To build a site with finch simply run finch in the appropriate directory. Do finch -help to see options.
Content
A content document either consists of Markdown and some YAML frontmatter (delimited by --- lines), or just some YAML if it is a .yml or .yaml
file. For example:
---
layout: post.html
title: "When I was nearly thirteen..."
author: "Scout"
date: "1960-7-11"
---
... my brother my brother Jem got his arm badly broken at the elbow.
Each content document will be compiled using the layout specified in the frontmatter. If no layout is specified, the
template default.html in the root of the layouts directory will be used. The output site directory has the same
structure as the content directory, with the compiled version of the file content.content-extension with layout
layout.layout-extension being called content.layout-extension.
The top-level YAML in a content document must be an object. Its values may also be objects or lists as well as simple values.
Currently four keys in the frontmatter (or content of a YAML file) are treated specially:
layoutspecifies the layout file that should be used to compile the filecontentwill override the output of the Markdown contentdatewill be parsed either as%Y-%m-%dor as an ISO timestamp, and output as an ISO timestamp string in the templatelinkwill override the default link for the output, which is the path to it from the root of the output directory
Note that the content of a content file is just treated as Markdown, you can't use Jingoo templating in it.
Data
Finch can also use a directory of data files when compiling. The files in this have the same format as the content, the
only difference being that they will not be compiled into output (and therefore their objects in templates won't have a
link attribute).
Layouts
A layout file is a Jingoo template.

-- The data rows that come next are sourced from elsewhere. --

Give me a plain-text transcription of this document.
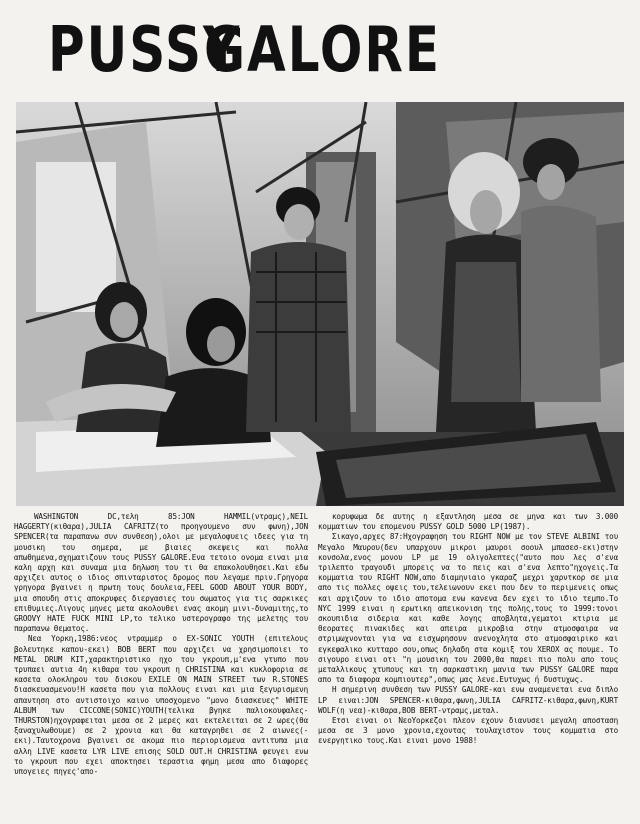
PUSSY
GALORE

WASHINGTON DC,τελη 85:JON HAMMIL(ντραμς),NEIL HAGGERTY(κιθαρα),JULIA CAFRITZ(το προηγουμενο συν φωνη),JON SPENCER(τα παραπανω συν συνθεση),ολοι με μεγαλοφυεις ιδεες για τη μουσικη του σημερα, με βιαιες σκεψεις και πολλα απωθημενα,σχηματιζουν τους PUSSY GALORE.Ενα τετοιο ονομα ειναι μια καλη αρχη και συναμα μια δηλωση του τι θα επακολουθησει.Και εδω αρχιζει αυτος ο ιδιος σπινταριστος δρομος που λεγαμε πριν.Γρηγορα γρηγορα βγαινει η πρωτη τους δουλεια,FEEL GOOD ABOUT YOUR BODY, μια σπουδη στις αποκρυφες διεργασιες του σωματος για τις σαρκικες επιθυμιες.Λιγους μηνες μετα ακολουθει ενας ακομη μινι-δυναμιτης,το GROOVY HATE FUCK MINI LP,το τελικο υστερογραφο της μελετης του παραπανω θεματος.

Νεα Υορκη,1986:νεος ντραμμερ ο EX-SONIC YOUTH (επιτελους βολευτηκε καπου-εκει) BOB BERT που αρχιζει να χρησιμοποιει το METAL DRUM KIT,χαρακτηριστικο ηχο του γκρουπ,μ'ενα γτυπο που τρυπαει αυτια 4η κιθαρα του γκρουπ η CHRISTINA και κυκλοφορια σε κασετα ολοκληρου του δισκου EXILE ON MAIN STREET των R.STONES διασκευασμενου!Η κασετα που για πολλους ειναι και μια ξεγυρισμενη απαντηση στο αντιστοιχο καινο υποσχομενο "μονο διασκευες" WHITE ALBUM των CICCONE(SONIC)YOUTH(τελικα βγηκε παλιοκουφαλες-THURSTON)ηχογραφειται μεσα σε 2 μερες και εκτελειται σε 2 ωρες(θα ξαναχυλωθουμε) σε 2 χρονια και θα καταγρηθει σε 2 αιωνες(-εκι).Ταυτοχρονα βγαινει σε ακομα πιο περιορισμενα αντιτυπα μια αλλη LIVE κασετα LYR LIVE επισης SOLD OUT.Η CHRISTINA φευγει ενω το γκρουπ που εχει αποκτησει τεραστια φημη μεσα απο διαφορες υπογειες πηγες'απο-

κορυφωμα δε αυτης η εξαντληση μεσα σε μηνα και των 3.000 κομματιων του επομενου PUSSY GOLD 5000 LP(1987).

Σικαγο,αρχες 87:Ηχογραφηση του RIGHT NOW με τον STEVE ALBINI του Μεγαλο Μαυρου(δεν υπαρχουν μικροι μαυροι σοουλ μπασεσ-εκι)στην κονσολα,ενος μονου LP με 19 ολιγολεπτες("αυτο που λες σ'ενα τριλεπτο τραγουδι μπορεις να το πεις και σ'ενα λεπτο"ηχογεις.Τα κομματια του RIGHT NOW,απο διαμηνιαιο γκαραζ μεχρι χαρντκορ σε μια απο τις πολλες οψεις του,τελειωνουν εκει που δεν το περιμενεις οπως και αρχιζουν το ιδιο αποτομα ενω κανενα δεν εχει το ιδιο τεμπο.Το NYC 1999 ειναι η ερωτικη απεικονιση της πολης,τους το 1999:τονοι σκουπιδια σιδερια και καθε λογης αποβλητα,γεματοι κτιρια με θεορατες πινακιδες και απειρα μικροβια στην ατμοσφαιρα να στριμωχνονται για να εισχωρησουν ανενοχλητα στο ατμοσφαιρικο και εγκεφαλικο κυτταρο σου,οπως δηλαδη στα κομιξ του XEROX ας πουμε. Το σιγουρο ειναι οτι "η μουσικη του 2000,θα παρει πιο πολυ απο τους μεταλλικους χτυπους και τη σαρκαστικη μανια των PUSSY GALORE παρα απο τα διαφορα κομπιουτερ",οπως μας λενε.Ευτυχως ή δυστυχως.

Η σημερινη συνθεση των PUSSY GALORE-και ενω αναμενεται ενα διπλο LP ειναι:JON SPENCER-κιθαρα,φωνη,JULIA CAFRITZ-κιθαρα,φωνη,KURT WOLF(η νεα)-κιθαρα,BOB BERT-ντραμς,μεταλ.

Ετσι ειναι οι ΝεοΥορκεζοι πλεον εχουν διανυσει μεγαλη αποσταση μεσα σε 3 μονο χρονια,εχοντας τουλαχιστον τους κομματια στο ενεργητικο τους.Και ειναι μονο 1988!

A layout can have variables substituted into it with the syntax {{ variable }}.
Layouts can have logic using commands such as {% if ... %} and {% for ... in ... %}, and one layout can reference
another using {% extends "parent.template" %} and blocks, or {% include "other.template" %}. For more details, see
the documentation of Jingoo and Jinja2.
The variables provided in the frontmatter of the file being compiled are available in the layout as page.variable,
with the compiled Markdown being page.content. Other variables will be looked up in the following places (in this
order):
- In the data directory
- In the content directory
- As filters
In the data and content directories, the variable foo corresponds to either a file foo.extension or a directory
foo in the root of the relevant directory. In the case where it is a file, the result will be a object with the same
structure as page (i.e. with attributes such as content and layout). When it is a directory, the result will be an
object with the attribute files corresponding to the objects for the files in the directory, and other attributes
corresponding to the child directories.
For example, with this data directory:
data/
foo/
bar/
baz.md
qux.md
quux.mdthe variable foo would correspond to the following object in a template:
{
bar: {
files: [
# baz.md
{
content: ...
...
}
},
files: [
# qux.md
{
content: ...
...
},
# quux.md
{
content: ...
...
},
]
}
Static
Any static files you want to include directly in the output can be put in the static directory. They will be copied over before content is compiled, so may be overwritten by compiled content with the same name.